Destructuring Objects in Javascript

Use-Cases of this Tutorial

  • You are looking to understand destructuring operator used on Javascript objects.

Javascript Destructuring Series

Say if we were to copy properties of an object to given variables, the code would look something like :

var ob = {
	id: 100,
	name: "John",
	age: 28,
};

// copy object properties to 3 variables, 3 statements required 
var id = ob.id;
var name = ob.name;
var age = ob.age;

We can see that 3 statements are required to save 3 object properties to variables. It works, but the code is somehow repetitive.

To cut down such repetitive code, destructuring operator has been introduced. It does the same thing — copy individual properties to given variables — but all in a single line of code.

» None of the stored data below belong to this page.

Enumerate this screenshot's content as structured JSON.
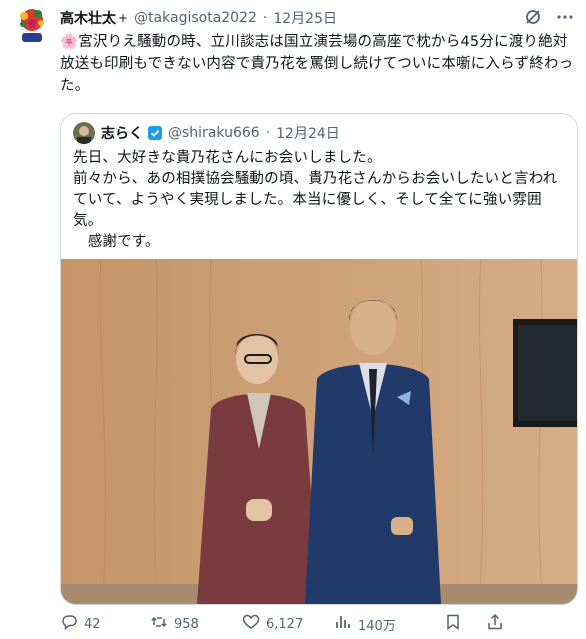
{
  "author": {
    "name": "高木壮太",
    "plus": "+",
    "handle": "@takagisota2022",
    "separator": "·",
    "date": "12月25日"
  },
  "tweet_text": "🌸宮沢りえ騒動の時、立川談志は国立演芸場の高座で枕から45分に渡り絶対放送も印刷もできない内容で貴乃花を罵倒し続けてついに本噺に入らず終わった。",
  "quoted": {
    "name": "志らく",
    "handle": "@shiraku666",
    "separator": "·",
    "date": "12月24日",
    "text": "先日、大好きな貴乃花さんにお会いしました。\n前々から、あの相撲協会騒動の頃、貴乃花さんからお会いしたいと言われていて、ようやく実現しました。本当に優しく、そして全てに強い雰囲気。\n　感謝です。"
  },
  "actions": {
    "replies": "42",
    "retweets": "958",
    "likes": "6,127",
    "views": "140万"
  },
  "colors": {
    "text": "#0f1419",
    "secondary": "#536471",
    "border": "#cfd9de",
    "verified": "#1d9bf0"
  },
  "icons": [
    "grok-icon",
    "more-icon",
    "reply-icon",
    "retweet-icon",
    "like-icon",
    "views-icon",
    "bookmark-icon",
    "share-icon",
    "verified-badge-icon"
  ]
}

The above example is rewritten, but this time using destructuring :

var ob = {
	id: 100,
	name: "John",
	age: 28,
};

// copy object properties to 3 variables, 1 statement required
var { id, name, age } = ob

There are multiple options that can be passed while destructuring. They can be best understood through examples.

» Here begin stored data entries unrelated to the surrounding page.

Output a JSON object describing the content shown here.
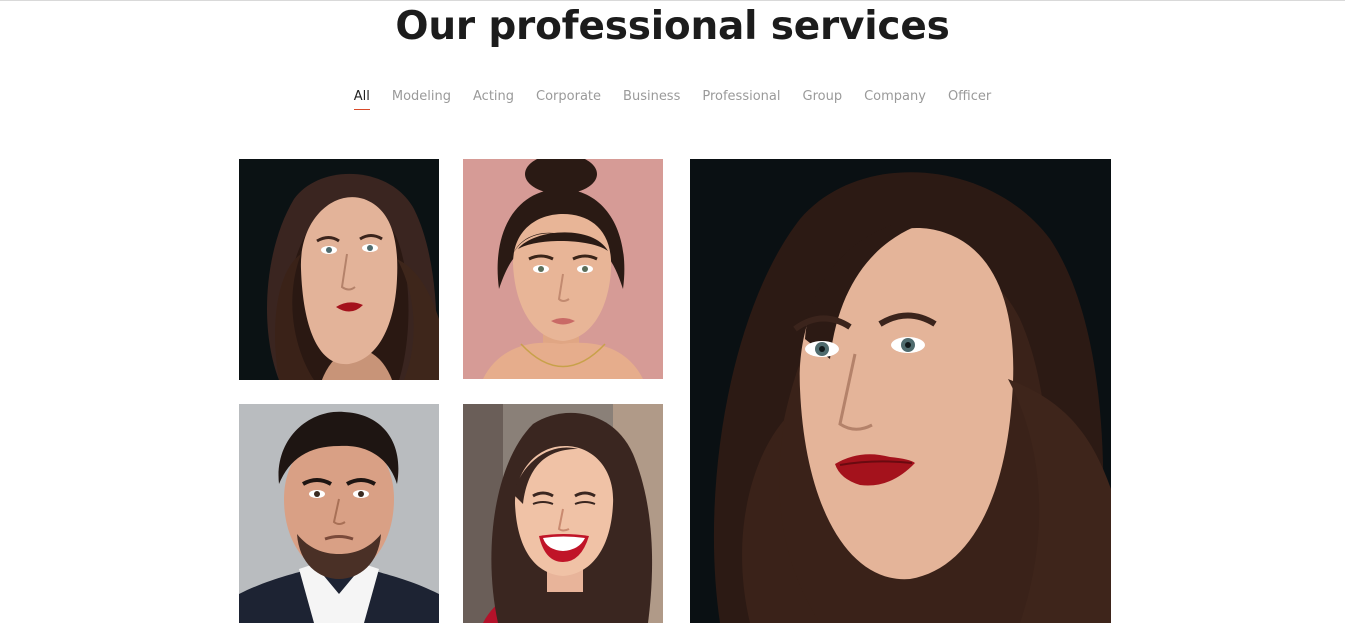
{
  "page": {
    "title": "Our professional services"
  },
  "filters": [
    {
      "label": "All"
    },
    {
      "label": "Modeling"
    },
    {
      "label": "Acting"
    },
    {
      "label": "Corporate"
    },
    {
      "label": "Business"
    },
    {
      "label": "Professional"
    },
    {
      "label": "Group"
    },
    {
      "label": "Company"
    },
    {
      "label": "Officer"
    }
  ],
  "active_filter": "All",
  "gallery": {
    "items": [
      {
        "subject": "woman with dark wavy hair and red lipstick, dark background"
      },
      {
        "subject": "woman with hair bun on pink background"
      },
      {
        "subject": "man with beard in dark blazer and white shirt, grey background"
      },
      {
        "subject": "smiling woman with red lipstick and red top"
      },
      {
        "subject": "woman with dark wavy hair and red lipstick, close-up, dark background"
      }
    ]
  },
  "colors": {
    "title": "#1c1c1c",
    "filter_inactive": "#9a9a9a",
    "filter_active": "#222222",
    "active_underline": "#d84a2a"
  }
}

Assigning Values to Variables from Object's Properties

In the most basic form we can assign variables from object's properties.

var ob = {
	id: 100,
	name: "John",
	age: 28,
};

let { id, name, age } = ob;

// 100
console.log(id);

// "John"
console.log(name);

// 28
console.log(age);

Note that the name of the variables must match the object property names. Otherwise we will get an undefined value for them.

var ob = {
	id: 100,
	name: "John",
	age: 28,
};

// there is no key named "b" in the input object
var { id, name, b } = ob;

// 100
console.log(id);

// "John"
console.log(name);

// undefined
console.log(b);

Assigning Values with Declaration

In cases where variables are declared at some other place, and then if destructuring is performed using those variables, an error will be thrown.

var id, name, age;

// error will be thrown
{ id, name, age } = ob;

It is because Javasript considers a statement starting with { to be the start of a new block. The solution is to use parenthesis () to wrap up the whole statement.

var id, name, age;

// valid
({ id, name, age } = ob);

Assigning Properties to Different Variables Names

Sometimes it may be the case that variable name is different from the property's name. This can be handled by passing the property's name while declaring the variable with a different name.

var ob = {
	id: 100,
	name: "John",
	age: 28,
};

// property "age" is set to variable "b"
var { id, name, age: b } = ob;

// 100
console.log(id);

// "John"
console.log(name);

// 28
console.log(b);

Assigning Default Values if Object Property is Undefined

There may be cases where an object's property may not be present, or may have a value of undefined. In such cases a default value can be passed for the variable.

var ob = {
	id: 100,
	name: "John",
	age: 28,
};

var id, name, b; 

// object has no property named "b"
// "b" will get a default value of 30
( { id, name, b = 30 } = ob);

// 100
console.log(id);

// "John"
console.log(name);

// 30
console.log(b);

Giving a different name to a variable and setting a default value can also be done.

var ob = {
	id: 100,
	name: "John",
	age: undefined,
};

var id, name, b; 

// object has property named "age", but has undefined value
( { id, name, age : b = 30 } = ob);

// 100
console.log(id);

// "John"
console.log(name);

// 30
console.log(b);

Dynamic Property Names

In some cases the name of the object property may be dynamic, and stored in a variable.

Here computed property names can be used to dynamically reference the required property.

var ob = {
	id: 100,
	name: "John",
	age: 28,
};

var type = 'id';

var { [type]: temp, name, age } = ob;

// 100
console.log(temp);

// "John"
console.log(name);

// 28
console.log(age);

Note that while destructuring a name needs to be defined for the dynamic property. Otherwise an error will be thrown.

Assigning Remaining Properties of Object to a Variable

Using the rest pattern ... we can save the remaining properties to a variable. This will be saved as an object.

var ob = {
	id: 100,
	name: "John",
	age: 28,
	gender: "M"
};

var { id, name, ...mics } = ob;

// 100
console.log(id);

// "John"
console.log(name);

// saved as an object
// { age: 28, gender: "M" }
console.log(mics);

Conclusion

Destructuring operator may hamper code readability a bit, but it certainly lessens the amount of (useless) code.